Mirror

Zerkalo

Andreï Tarkovski, URSS, 1973, Potemkine Films

Comment

This extract comes from the beginning of the film Mirror, which is largely autobiographical and tells the story of Alexei’s life from childhood to adulthood. The intensity of the sequence is not due to the narrative thread, which is very tenuous - a woman has to say goodbye to a man, returns home where her children are eating and they witness the burning of a barn outside the house - but to great sensory depth and intensity, of remarkable diversity.

It is built around the house and the question of the passage from inside to outside. The sequence begins on the outskirts of a house in the Russian countryside. It is cold, the elements are very present: a swift, sudden gust of wind shakes the grass, the woman clutches her shawl as she reaches the wooden house, deep in the shot.
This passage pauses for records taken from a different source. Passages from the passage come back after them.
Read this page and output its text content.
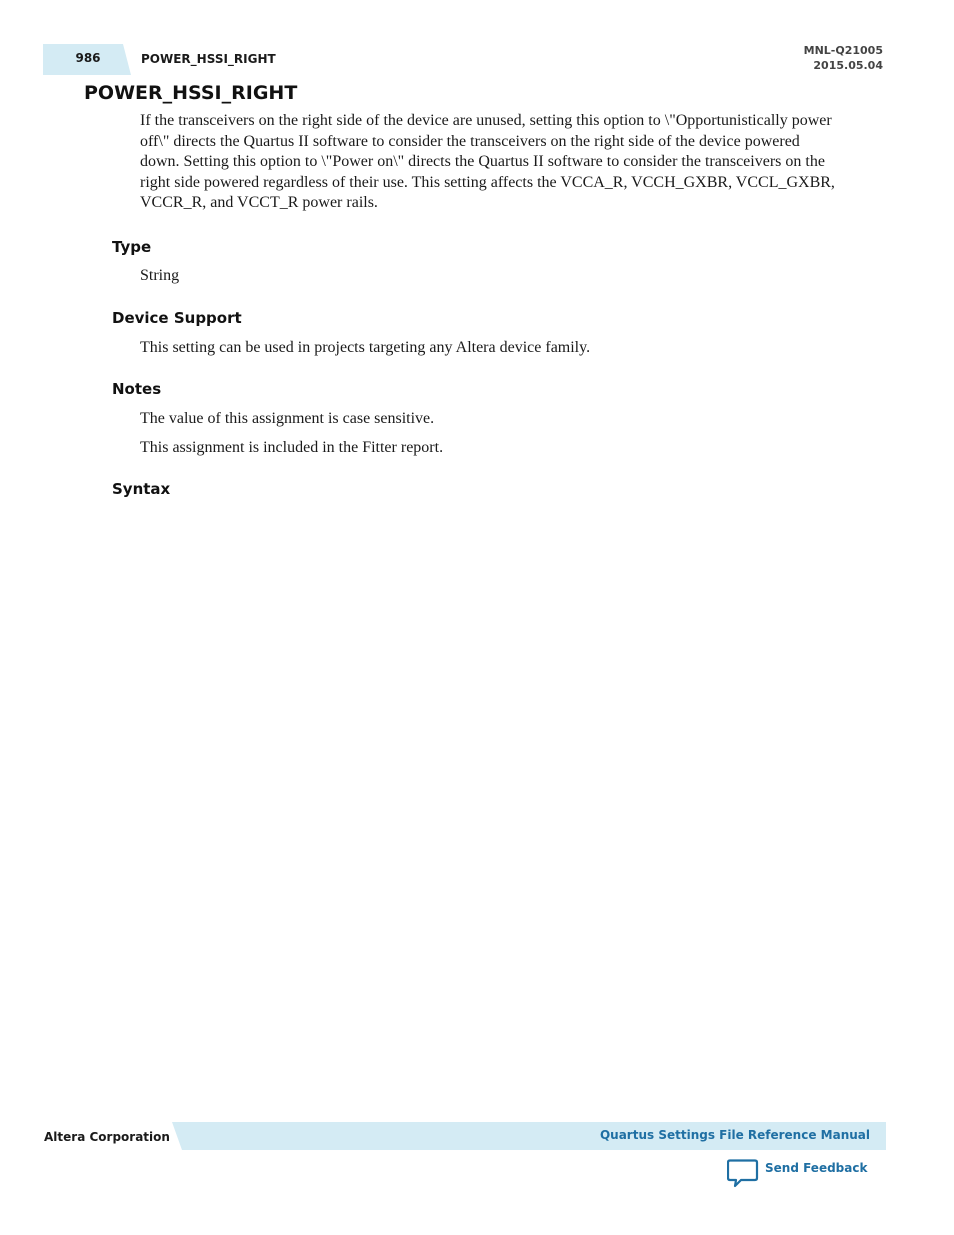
986	POWER_HSSI_RIGHT
MNL-Q21005
2015.05.04
POWER_HSSI_RIGHT

If the transceivers on the right side of the device are unused, setting this option to \"Opportunistically power off\" directs the Quartus II software to consider the transceivers on the right side of the device powered down. Setting this option to \"Power on\" directs the Quartus II software to consider the transceivers on the right side powered regardless of their use. This setting affects the VCCA_R, VCCH_GXBR, VCCL_GXBR, VCCR_R, and VCCT_R power rails.

Type

String

Device Support

This setting can be used in projects targeting any Altera device family.

Notes

The value of this assignment is case sensitive.

This assignment is included in the Fitter report.

Syntax
Altera Corporation	Quartus Settings File Reference Manual
Send Feedback
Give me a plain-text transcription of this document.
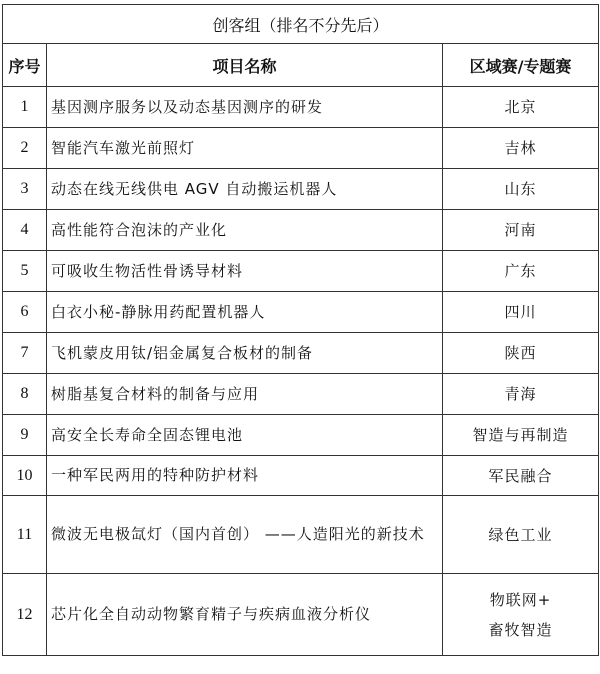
创客组（排名不分先后）		
序号	项目名称	区域赛/专题赛
1	基因测序服务以及动态基因测序的研发	北京
2	智能汽车激光前照灯	吉林
3	动态在线无线供电 AGV 自动搬运机器人	山东
4	高性能符合泡沫的产业化	河南
5	可吸收生物活性骨诱导材料	广东
6	白衣小秘-静脉用药配置机器人	四川
7	飞机蒙皮用钛/铝金属复合板材的制备	陕西
8	树脂基复合材料的制备与应用	青海
9	高安全长寿命全固态锂电池	智造与再制造
10	一种军民两用的特种防护材料	军民融合
11	微波无电极氙灯（国内首创） ——人造阳光的新技术	绿色工业
12	芯片化全自动动物繁育精子与疾病血液分析仪	物联网+
畜牧智造
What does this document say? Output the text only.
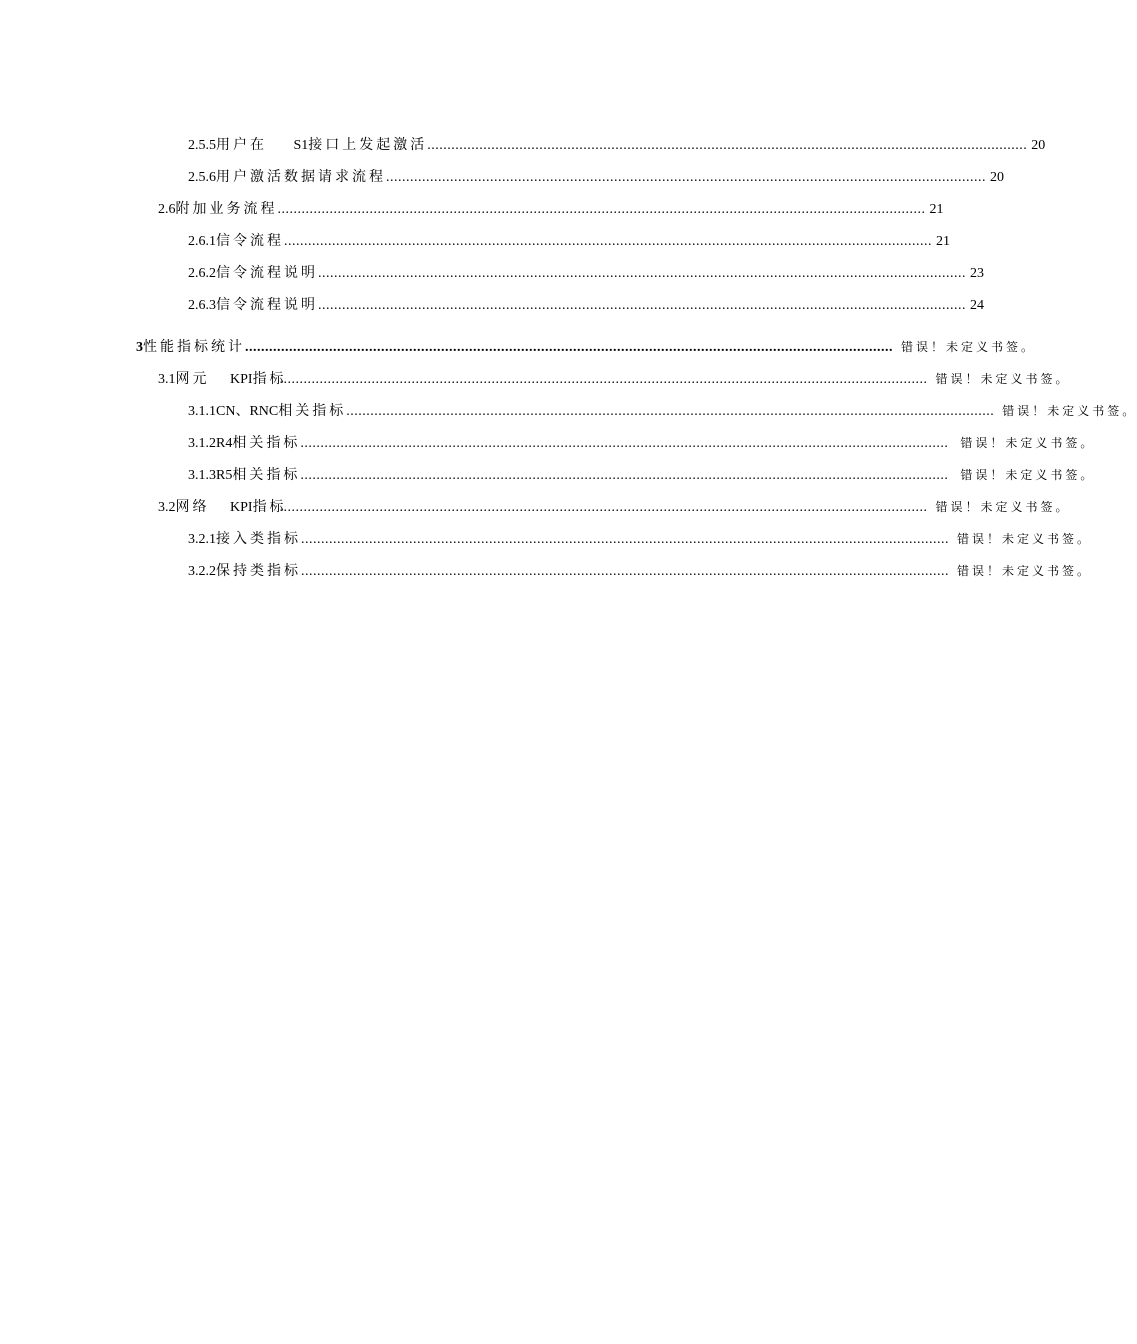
2.5.5 用户在 S1接口上发起激活 ...................................................................................................................................................... 20
2.5.6 用户激活数据请求流程 ...................................................................................................................................................... 20
2.6 附加业务流程 .................................................................................................................................................................. 21
2.6.1 信令流程 .................................................................................................................................................................. 21
2.6.2 信令流程说明 .................................................................................................................................................................. 23
2.6.3 信令流程说明 .................................................................................................................................................................. 24
3 性能指标统计 .................................................................................................................................................................. 错误！未定义书签。
3.1 网元 KPI指标
.................................................................................................................................................................. 错误！未定义书签。
3.1.1 CN、RNC相关指标 .................................................................................................................................................................. 错误！未定义书签。
3.1.2 R4相关指标 .................................................................................................................................................................. 错误！未定义书签。
3.1.3 R5相关指标 .................................................................................................................................................................. 错误！未定义书签。
3.2 网络 KPI指标
.................................................................................................................................................................. 错误！未定义书签。
3.2.1 接入类指标 .................................................................................................................................................................. 错误！未定义书签。
3.2.2 保持类指标 .................................................................................................................................................................. 错误！未定义书签。
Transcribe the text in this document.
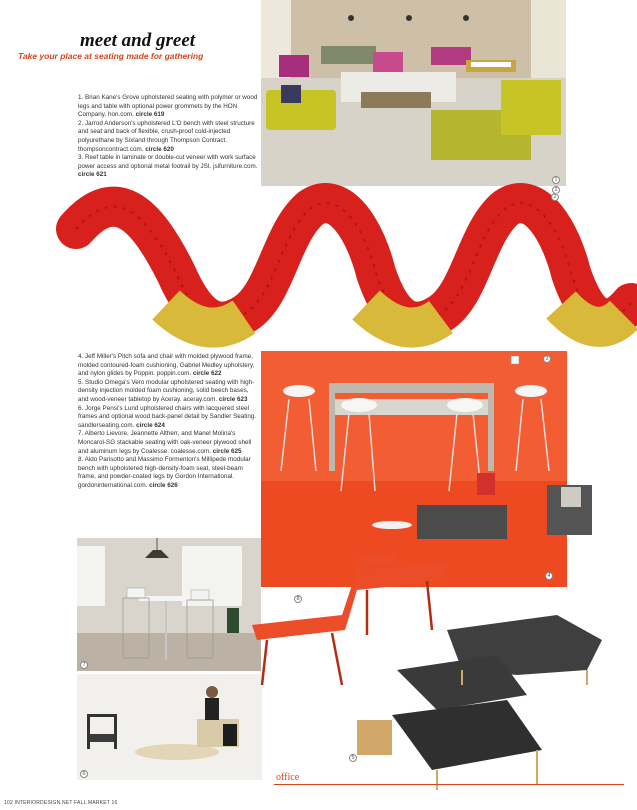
meet and greet
Take your place at seating made for gathering

1. Brian Kane's Grove upholstered seating with polymer or wood legs and table with optional power grommets by the HON Company. hon.com. circle 619

2. Jarrod Anderson's upholstered L'O bench with steel structure and seat and back of flexible, crush-proof cold-injected polyurethane by Sixland through Thompson Contract. thompsoncontract.com. circle 620

3. Reef table in laminate or double-cut veneer with work surface power access and optional metal footrail by JSI. jsifurniture.com. circle 621

1
2
2

4. Jeff Miller's Pitch sofa and chair with molded plywood frame, molded contoured-foam cushioning, Gabriel Medley upholstery, and nylon glides by Poppin. poppin.com. circle 622

5. Studio Omega's Vero modular upholstered seating with high-density injection molded foam cushioning, solid beech bases, and wood-veneer tabletop by Aceray. aceray.com. circle 623

6. Jorge Pensi's Lund upholstered chairs with lacquered steel frames and optional wood back-panel detail by Sandler Seating. sandlerseating.com. circle 624

7. Alberto Lievore, Jeannette Altherr, and Manel Molina's Moncarol-SG stackable seating with oak-veneer plywood shell and aluminum legs by Coalesse. coalesse.com. circle 625

8. Aldo Parisotto and Massimo Formenton's Millipede modular bench with upholstered high-density-foam seat, steel-beam frame, and powder-coated legs by Gordon International. gordoninternational.com. circle 626

3
7
6
8
4
5
102 INTERIORDESIGN.NET FALL MARKET 16
office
The ground is hard and wet: a woman carries a child lying in a makeshift shelter on a bed of straw.

Inside the protective home, great attention to detail is given to a range of sensations that appeal to the viewer's sensory memory. In a single, very short shot, the children eat. Our attention is drawn equally to the milk spilled on the wooden table, the scattered raspberries, the cat lapping up the milk and having salt poured playfully on its head. Faced with a blaze which consumes the barn, the woman grabs a bucket from the well, drawing water to cool herself. There is no opposition presented between inside and outside, but a great permeability between the two worlds is offered - a slow tracking shot accompanies the mother's gaze to the bouquet in front of the open window which leads us outside, where rain soaks the empty garden. Similarly, the last part of the sequence, which is highly structured, embraces the call for help that comes from outside in the same cinematic gesture, the children who rush to see the fire and the mother who goes out, joining the man, looking into the blaze. In Tarkovsky's cinema, both the material and objects have their own organic life and exist as much as the characters: thus when the children leave the table in a hurry, the camera remains on the table and the bottle falls to the ground, rolling on the floor. The soundtrack reinforces the power of this sensory universe: the whispering of the children and the cries of the neighbours, the footsteps on the wooden floor, the crackling fire, the drops of rain falling from the roof. At the beginning of the sequence, these everyday sounds are partially covered by the voice-over reading a poem. It is the voice of Arseni, Tarkovsky's father, reading one of his texts. In this sequence, which apparently has no scenic importance, the spectator has the impression of entering a universe of great sensory power which forms a world of its own. There are no temporal markers, but there is the sensation of time passing and the impression of nostalgia. The passage of sensations, sometimes linked to contradictory emotions (the mother's tears, the children's joy mixed with terror at the fire) concern the characters as much as the audience. They also appear, through this enigmatic poem, as reminiscences on the director's childhood.